London's Secret Tunnels, Used to Hide Art During WWI, Open for Ride-Throughs
London's Postal Museum opens to the public July 28th.
Mail Rail at The Postal Museum. Picture by Miles Willis. Images courtesy The Postal Museum
During the First World War, in order protect art treasures from German attack, English museum administrators worked with the country's national postal service to store precious artworks in a network of subway tunnels 70' below street level. Now, you can take a ride through the historic Mail Rail when you buy tickets to London's Postal Museum opening July 28th.
Roughly 100 years ago, the Post Office in London started utilizing a secret labyrinth of narrow tunnels, 6.5 miles long, to safely transport letters, parcels, and postcards through the city. At its peak, the Mail Rail system operated 22 hours a day and employed 220 staff that moved more than four million letters daily. The network of tunnels criss-crossed tube lines and linked six sorting offices with mainline stations at Liverpool Street and Paddington. The underground Mail Rail operation was so covert that museums like the Tate, British Museum and National Portrait Gallery deemed it safe enough to store their most precious artworks. According to representatives for the Postal Museum, the British Museum once even used the tunnels to store the Rosetta Stone.

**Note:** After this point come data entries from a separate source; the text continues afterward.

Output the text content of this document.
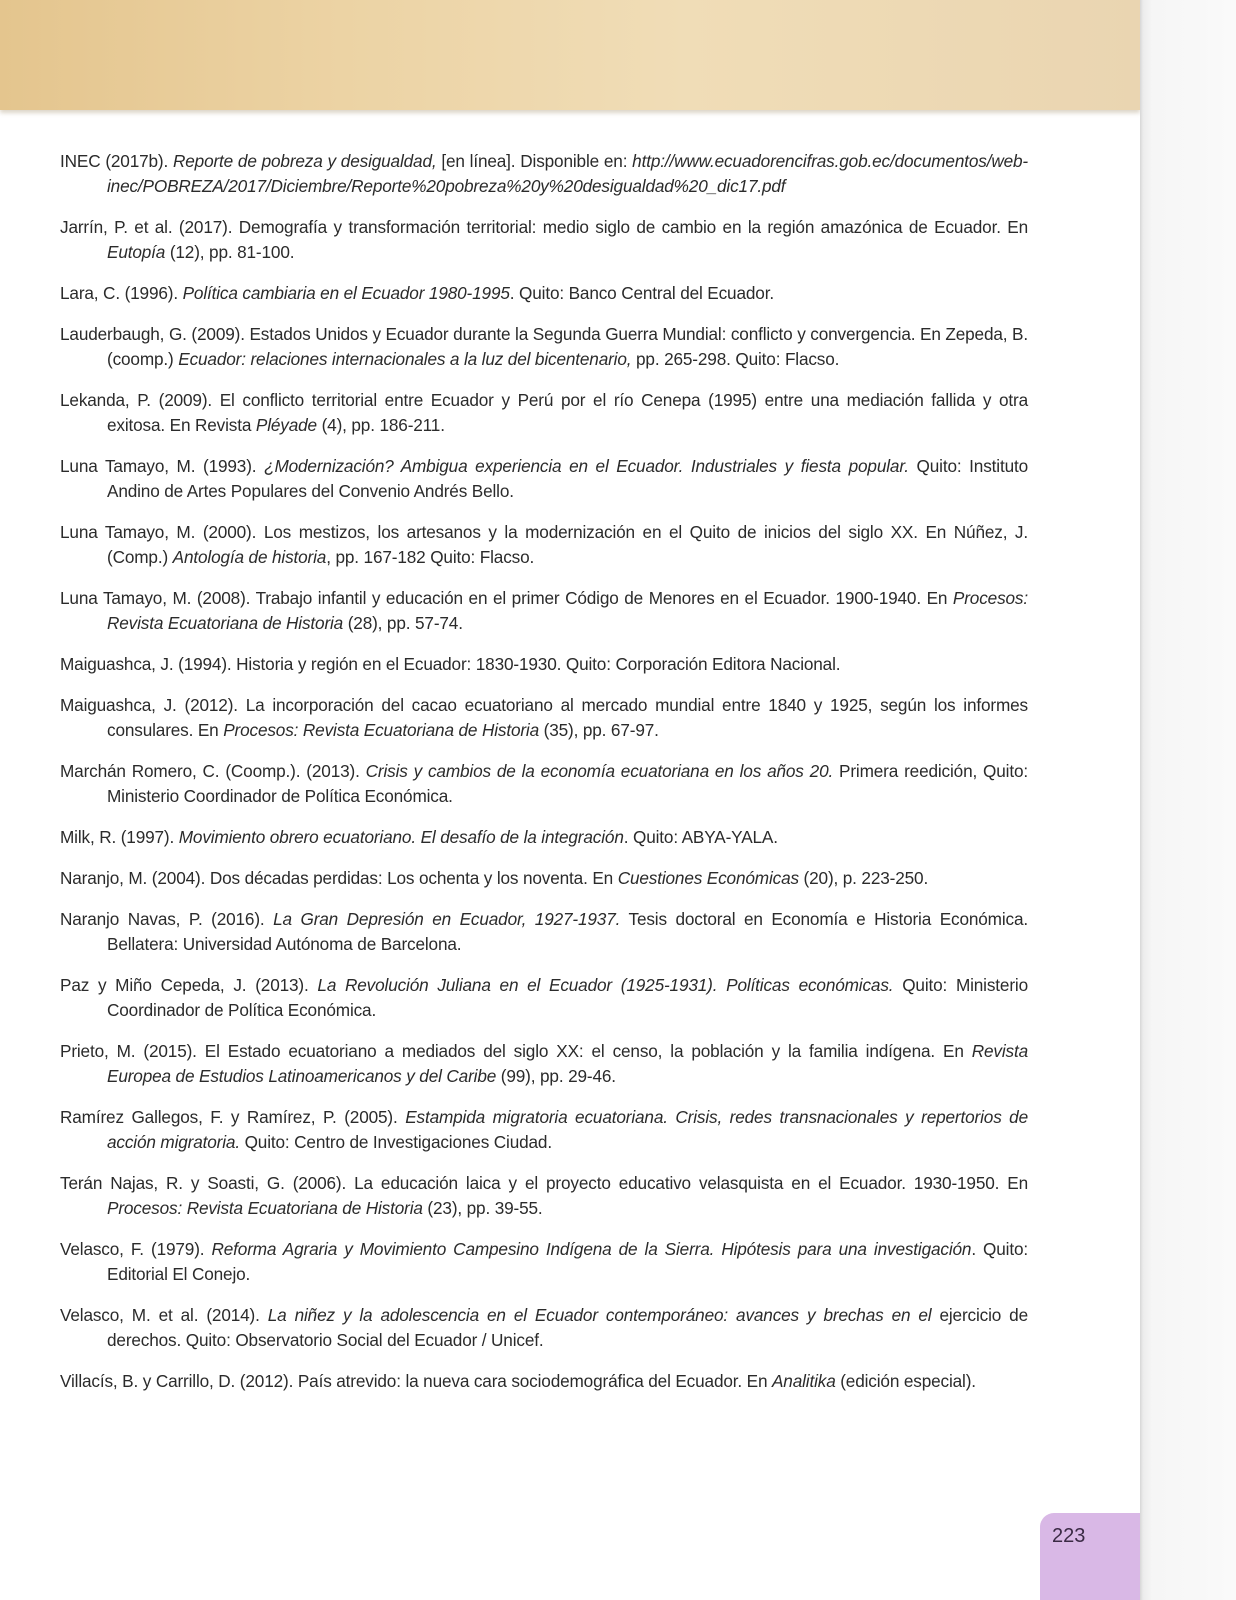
INEC (2017b). Reporte de pobreza y desigualdad, [en línea]. Disponible en: http://www.ecuadorencifras.gob.ec/documentos/web-inec/POBREZA/2017/Diciembre/Reporte%20pobreza%20y%20desigualdad%20_dic17.pdf
Jarrín, P. et al. (2017). Demografía y transformación territorial: medio siglo de cambio en la región amazónica de Ecuador. En Eutopía (12), pp. 81-100.
Lara, C. (1996). Política cambiaria en el Ecuador 1980-1995. Quito: Banco Central del Ecuador.
Lauderbaugh, G. (2009). Estados Unidos y Ecuador durante la Segunda Guerra Mundial: conflicto y convergencia. En Zepeda, B. (coomp.) Ecuador: relaciones internacionales a la luz del bicentenario, pp. 265-298. Quito: Flacso.
Lekanda, P. (2009). El conflicto territorial entre Ecuador y Perú por el río Cenepa (1995) entre una mediación fallida y otra exitosa. En Revista Pléyade (4), pp. 186-211.
Luna Tamayo, M. (1993). ¿Modernización? Ambigua experiencia en el Ecuador. Industriales y fiesta popular. Quito: Instituto Andino de Artes Populares del Convenio Andrés Bello.
Luna Tamayo, M. (2000). Los mestizos, los artesanos y la modernización en el Quito de inicios del siglo XX. En Núñez, J. (Comp.) Antología de historia, pp. 167-182 Quito: Flacso.
Luna Tamayo, M. (2008). Trabajo infantil y educación en el primer Código de Menores en el Ecuador. 1900-1940. En Procesos: Revista Ecuatoriana de Historia (28), pp. 57-74.
Maiguashca, J. (1994). Historia y región en el Ecuador: 1830-1930. Quito: Corporación Editora Nacional.
Maiguashca, J. (2012). La incorporación del cacao ecuatoriano al mercado mundial entre 1840 y 1925, según los informes consulares. En Procesos: Revista Ecuatoriana de Historia (35), pp. 67-97.
Marchán Romero, C. (Coomp.). (2013). Crisis y cambios de la economía ecuatoriana en los años 20. Primera reedición, Quito: Ministerio Coordinador de Política Económica.
Milk, R. (1997). Movimiento obrero ecuatoriano. El desafío de la integración. Quito: ABYA-YALA.
Naranjo, M. (2004). Dos décadas perdidas: Los ochenta y los noventa. En Cuestiones Económicas (20), p. 223-250.
Naranjo Navas, P. (2016). La Gran Depresión en Ecuador, 1927-1937. Tesis doctoral en Economía e Historia Económica. Bellatera: Universidad Autónoma de Barcelona.
Paz y Miño Cepeda, J. (2013). La Revolución Juliana en el Ecuador (1925-1931). Políticas económicas. Quito: Ministerio Coordinador de Política Económica.
Prieto, M. (2015). El Estado ecuatoriano a mediados del siglo XX: el censo, la población y la familia indígena. En Revista Europea de Estudios Latinoamericanos y del Caribe (99), pp. 29-46.
Ramírez Gallegos, F. y Ramírez, P. (2005). Estampida migratoria ecuatoriana. Crisis, redes transnacionales y repertorios de acción migratoria. Quito: Centro de Investigaciones Ciudad.
Terán Najas, R. y Soasti, G. (2006). La educación laica y el proyecto educativo velasquista en el Ecuador. 1930-1950. En Procesos: Revista Ecuatoriana de Historia (23), pp. 39-55.
Velasco, F. (1979). Reforma Agraria y Movimiento Campesino Indígena de la Sierra. Hipótesis para una investigación. Quito: Editorial El Conejo.
Velasco, M. et al. (2014). La niñez y la adolescencia en el Ecuador contemporáneo: avances y brechas en el ejercicio de derechos. Quito: Observatorio Social del Ecuador / Unicef.
Villacís, B. y Carrillo, D. (2012). País atrevido: la nueva cara sociodemográfica del Ecuador. En Analitika (edición especial).
223
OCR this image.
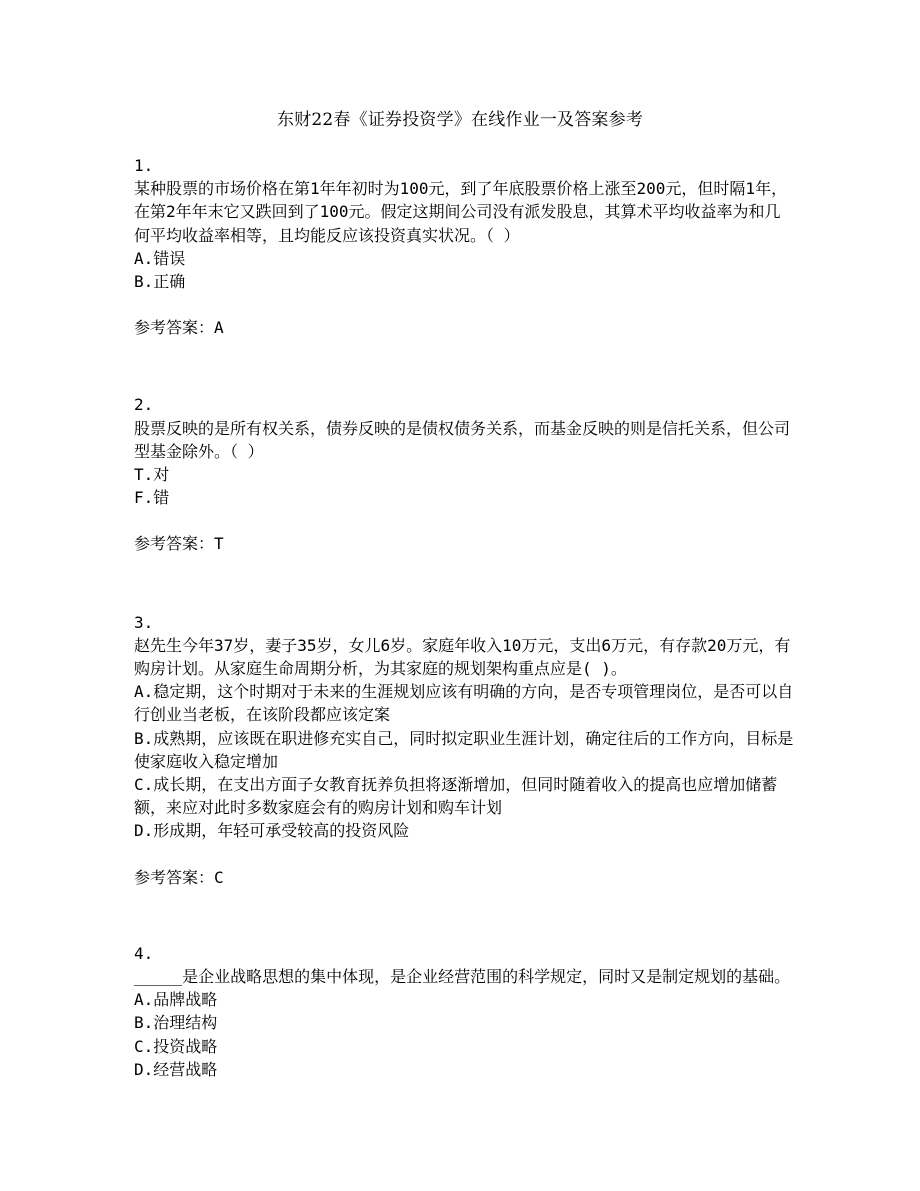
东财22春《证券投资学》在线作业一及答案参考
1.
某种股票的市场价格在第1年年初时为100元，到了年底股票价格上涨至200元，但时隔1年，在第2年年末它又跌回到了100元。假定这期间公司没有派发股息，其算术平均收益率为和几何平均收益率相等，且均能反应该投资真实状况。（ ）
A.错误
B.正确
参考答案：A
2.
股票反映的是所有权关系，债券反映的是债权债务关系，而基金反映的则是信托关系，但公司型基金除外。（ ）
T.对
F.错
参考答案：T
3.
赵先生今年37岁，妻子35岁，女儿6岁。家庭年收入10万元，支出6万元，有存款20万元，有购房计划。从家庭生命周期分析，为其家庭的规划架构重点应是( )。
A.稳定期，这个时期对于未来的生涯规划应该有明确的方向，是否专项管理岗位，是否可以自行创业当老板，在该阶段都应该定案
B.成熟期，应该既在职进修充实自己，同时拟定职业生涯计划，确定往后的工作方向，目标是使家庭收入稳定增加
C.成长期，在支出方面子女教育抚养负担将逐渐增加，但同时随着收入的提高也应增加储蓄额，来应对此时多数家庭会有的购房计划和购车计划
D.形成期，年轻可承受较高的投资风险
参考答案：C
4.
_____是企业战略思想的集中体现，是企业经营范围的科学规定，同时又是制定规划的基础。
A.品牌战略
B.治理结构
C.投资战略
D.经营战略
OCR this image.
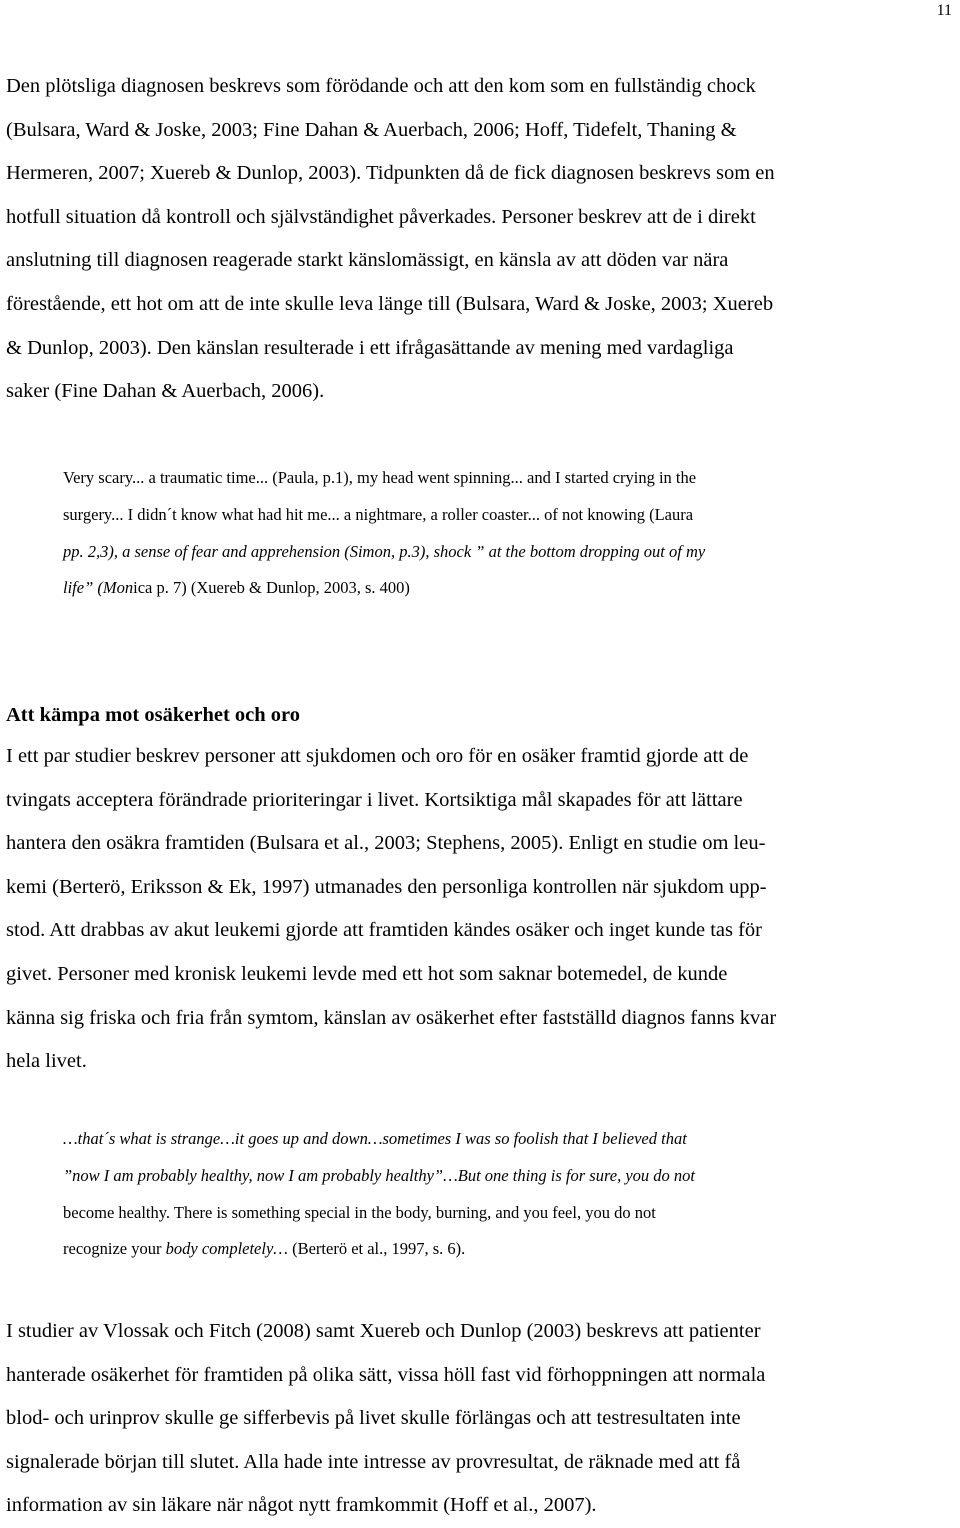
11

Den plötsliga diagnosen beskrevs som förödande och att den kom som en fullständig chock
(Bulsara, Ward & Joske, 2003; Fine Dahan & Auerbach, 2006; Hoff, Tidefelt, Thaning &
Hermeren, 2007; Xuereb & Dunlop, 2003). Tidpunkten då de fick diagnosen beskrevs som en
hotfull situation då kontroll och självständighet påverkades. Personer beskrev att de i direkt
anslutning till diagnosen reagerade starkt känslomässigt, en känsla av att döden var nära
förestående, ett hot om att de inte skulle leva länge till (Bulsara, Ward & Joske, 2003; Xuereb
& Dunlop, 2003). Den känslan resulterade i ett ifrågasättande av mening med vardagliga
saker (Fine Dahan & Auerbach, 2006).

Very scary... a traumatic time... (Paula, p.1), my head went spinning... and I started crying in the
surgery... I didn´t know what had hit me... a nightmare, a roller coaster... of not knowing (Laura
pp. 2,3), a sense of fear and apprehension (Simon, p.3), shock ” at the bottom dropping out of my
life” (Monica p. 7) (Xuereb & Dunlop, 2003, s. 400)
Att kämpa mot osäkerhet och oro

I ett par studier beskrev personer att sjukdomen och oro för en osäker framtid gjorde att de
tvingats acceptera förändrade prioriteringar i livet. Kortsiktiga mål skapades för att lättare
hantera den osäkra framtiden (Bulsara et al., 2003; Stephens, 2005). Enligt en studie om leu-
kemi (Berterö, Eriksson & Ek, 1997) utmanades den personliga kontrollen när sjukdom upp-
stod. Att drabbas av akut leukemi gjorde att framtiden kändes osäker och inget kunde tas för
givet. Personer med kronisk leukemi levde med ett hot som saknar botemedel, de kunde
känna sig friska och fria från symtom, känslan av osäkerhet efter fastställd diagnos fanns kvar
hela livet.

…that´s what is strange…it goes up and down…sometimes I was so foolish that I believed that
”now I am probably healthy, now I am probably healthy”…But one thing is for sure, you do not
become healthy. There is something special in the body, burning, and you feel, you do not
recognize your body completely… (Berterö et al., 1997, s. 6).

I studier av Vlossak och Fitch (2008) samt Xuereb och Dunlop (2003) beskrevs att patienter
hanterade osäkerhet för framtiden på olika sätt, vissa höll fast vid förhoppningen att normala
blod- och urinprov skulle ge sifferbevis på livet skulle förlängas och att testresultaten inte
signalerade början till slutet. Alla hade inte intresse av provresultat, de räknade med att få
information av sin läkare när något nytt framkommit (Hoff et al., 2007).
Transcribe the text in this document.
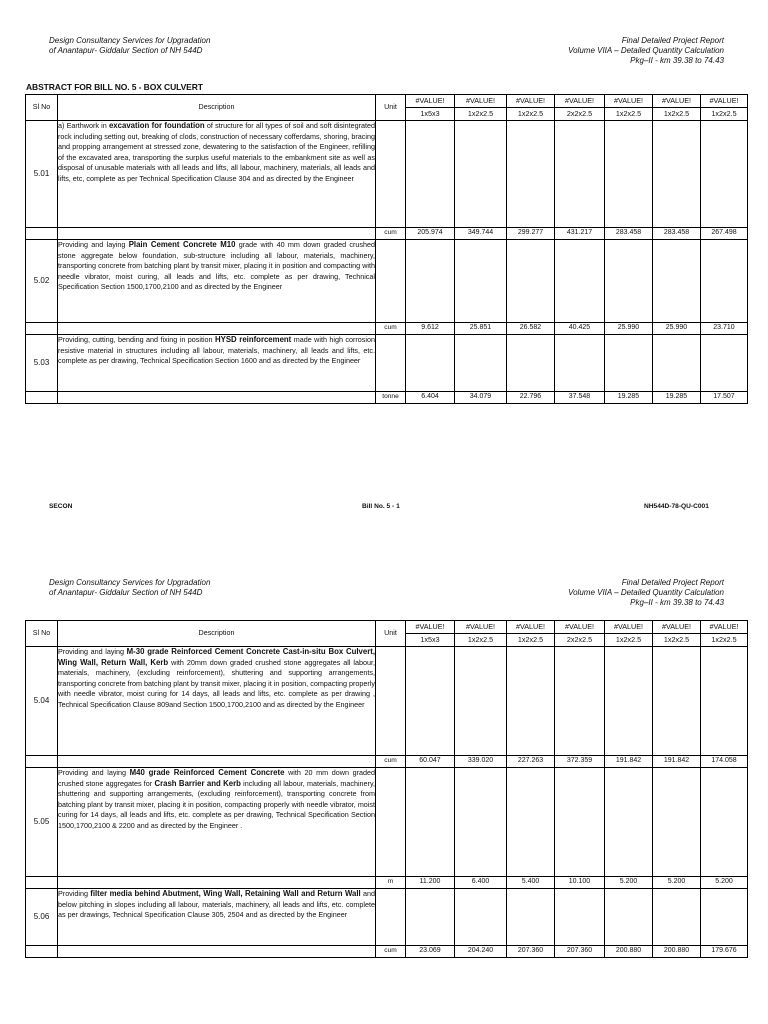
Design Consultancy Services for Upgradation
of Anantapur- Giddalur Section of NH 544D
Final Detailed Project Report
Volume VIIA – Detailed Quantity Calculation
Pkg–II - km 39.38 to 74.43
ABSTRACT FOR BILL NO. 5 - BOX CULVERT
Sl No	Description	Unit	#VALUE!	#VALUE!	#VALUE!	#VALUE!	#VALUE!	#VALUE!	#VALUE!
			1x5x3	1x2x2.5	1x2x2.5	2x2x2.5	1x2x2.5	1x2x2.5	1x2x2.5
5.01	a) Earthwork in excavation for foundation of structure for all types of soil and soft disintegrated rock including setting out, breaking of clods, construction of necessary cofferdams, shoring, bracing and propping arrangement at stressed zone, dewatering to the satisfaction of the Engineer, refilling of the excavated area, transporting the surplus useful materials to the embankment site as well as disposal of unusable materials with all leads and lifts, all labour, machinery, materials, all leads and lifts, etc, complete as per Technical Specification Clause 304 and as directed by the Engineer								
		cum	205.974	349.744	299.277	431.217	283.458	283.458	267.498
5.02	Providing and laying Plain Cement Concrete M10 grade with 40 mm down graded crushed stone aggregate below foundation, sub-structure including all labour, materials, machinery, transporting concrete from batching plant by transit mixer, placing it in position and compacting with needle vibrator, moist curing, all leads and lifts, etc. complete as per drawing, Technical Specification Section 1500,1700,2100 and as directed by the Engineer								
		cum	9.612	25.851	26.582	40.425	25.990	25.990	23.710
5.03	Providing, cutting, bending and fixing in position HYSD reinforcement made with high corrosion resistive material in structures including all labour, materials, machinery, all leads and lifts, etc. complete as per drawing, Technical Specification Section 1600 and as directed by the Engineer								
		tonne	6.404	34.079	22.796	37.548	19.285	19.285	17.507
SECON	Bill No. 5 - 1	NH544D-78-QU-C001
Design Consultancy Services for Upgradation
of Anantapur- Giddalur Section of NH 544D
Final Detailed Project Report
Volume VIIA – Detailed Quantity Calculation
Pkg–II - km 39.38 to 74.43
Sl No	Description	Unit	#VALUE!	#VALUE!	#VALUE!	#VALUE!	#VALUE!	#VALUE!	#VALUE!
			1x5x3	1x2x2.5	1x2x2.5	2x2x2.5	1x2x2.5	1x2x2.5	1x2x2.5
5.04	Providing and laying M-30 grade Reinforced Cement Concrete Cast-in-situ Box Culvert, Wing Wall, Return Wall, Kerb with 20mm down graded crushed stone aggregates all labour, materials, machinery, (excluding reinforcement), shuttering and supporting arrangements, transporting concrete from batching plant by transit mixer, placing it in position, compacting properly with needle vibrator, moist curing for 14 days, all leads and lifts, etc. complete as per drawing , Technical Specification Clause 809and Section 1500,1700,2100 and as directed by the Engineer								
		cum	60.047	339.020	227.263	372.359	191.842	191.842	174.058
5.05	Providing and laying M40 grade Reinforced Cement Concrete with 20 mm down graded crushed stone aggregates for Crash Barrier and Kerb including all labour, materials, machinery, shuttering and supporting arrangements, (excluding reinforcement), transporting concrete from batching plant by transit mixer, placing it in position, compacting properly with needle vibrator, moist curing for 14 days, all leads and lifts, etc. complete as per drawing, Technical Specification Section 1500,1700,2100 & 2200 and as directed by the Engineer .								
		m	11.200	6.400	5.400	10.100	5.200	5.200	5.200
5.06	Providing filter media behind Abutment, Wing Wall, Retaining Wall and Return Wall and below pitching in slopes including all labour, materials, machinery, all leads and lifts, etc. complete as per drawings, Technical Specification Clause 305, 2504 and as directed by the Engineer								
		cum	23.069	204.240	207.360	207.360	200.880	200.880	179.676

Visitors to the new Postal Museum will be able to ride through the abandoned tunnels aboard trains modeled after those used by the Post Office in 1987. The ride is supplemented by an audiovisual presentation that delivers a brief history about the service and its legacy. Above ground, guests walk through a number of creative exhibits that highlight the history of communication in Britain and around the world.